Operators are symbols or words that, when combined with search terms, help to either limit or expand your searches. They are important tools for streamlining the search process, but they can be tricky to use correctly and effectively. Here are some common operators and general rules for using them.
Boolean operators are used to define the relationship between search terms. They can be used to broaden or narrow a set of search results. There are three common Boolean operators: AND, OR, and NOT. It's good practice to capitalize Boolean operators because some databases require it.
AND is used to join words or phrases when both (or all) the terms must appear in the items you retrieve.
This search query would return a much smaller set of records, and the items found would be more specific to your research question. If you are retrieving too many records, try adding another search term with the Boolean Operator AND.
OR is used to join synonymous or related terms, and instructs the search tool to retrieve any record that contains either (or both) of the terms, thus broadening your search results.
The OR operator is particularly useful when you are unsure of the words used to categorize your topic or if information on your topic is even available.
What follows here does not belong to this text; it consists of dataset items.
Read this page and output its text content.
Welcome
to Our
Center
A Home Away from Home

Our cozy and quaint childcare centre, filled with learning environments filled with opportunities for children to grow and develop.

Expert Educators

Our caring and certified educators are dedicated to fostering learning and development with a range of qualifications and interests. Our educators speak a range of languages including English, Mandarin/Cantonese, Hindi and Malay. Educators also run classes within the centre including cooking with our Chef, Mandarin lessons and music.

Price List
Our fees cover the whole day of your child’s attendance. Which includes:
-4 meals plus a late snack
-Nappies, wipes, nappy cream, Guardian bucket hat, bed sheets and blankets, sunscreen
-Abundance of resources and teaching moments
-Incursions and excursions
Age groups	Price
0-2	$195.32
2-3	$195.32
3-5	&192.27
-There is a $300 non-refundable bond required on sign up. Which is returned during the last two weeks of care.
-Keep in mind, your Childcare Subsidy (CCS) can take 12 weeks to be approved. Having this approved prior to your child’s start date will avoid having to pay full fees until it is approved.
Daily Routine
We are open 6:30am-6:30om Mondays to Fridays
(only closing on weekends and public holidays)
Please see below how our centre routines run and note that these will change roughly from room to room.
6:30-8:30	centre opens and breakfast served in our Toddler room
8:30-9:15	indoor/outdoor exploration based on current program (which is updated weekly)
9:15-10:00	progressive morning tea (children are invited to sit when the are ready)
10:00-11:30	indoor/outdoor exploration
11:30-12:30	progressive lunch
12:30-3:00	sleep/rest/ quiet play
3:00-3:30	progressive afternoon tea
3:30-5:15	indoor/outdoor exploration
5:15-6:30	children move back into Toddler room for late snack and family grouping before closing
If you are retrieving too few records, broaden your search by adding a synonym with the Boolean Operator OR.
NOT is used to exclude a particular word or combination of words from your search results.
If you are retrieving many records that are unrelated to your topic, try using the NOT operator to eliminate a word. This should be done cautiously, because as well as deleting the unwanted items, such a search will also eliminate records that discuss both the relevant topic as well as the unrelated topic.
Truncation is used to search all terms that begin with a common stem. Databases tend to be very literal in interpreting your queries, and, for example, won’t return plurals of words if you just type in the singular form (some search systems are capable of doing this automatically, but you can’t assume). If a term you are searching has variants with the same beginning but various suffixes or endings, use truncation to capture all these. The symbol most commonly used for this is an asterisk. For example:
comput* = computer, computing, computation…
Use the asterisk to replace the last few letters of the word. The asterisk means “any character(s) (or none) can be here.” Be careful where you truncate – in the above example, truncating back to comp* would give back a mess of different things (e.g., competition), while compute* would eliminate some of the relevant variants.
Be careful with this technique! It can backfire pretty easily. Do not try to truncate short words like cat or rat, as you’ll bring back too much irrelevant stuff, like catastrophe. Instead search on the particular variants you need, e.g. cat OR cats. Also note that you cannot truncate “backwards” – computers* isn’t a very useful construct, as no other words begin with “computers”.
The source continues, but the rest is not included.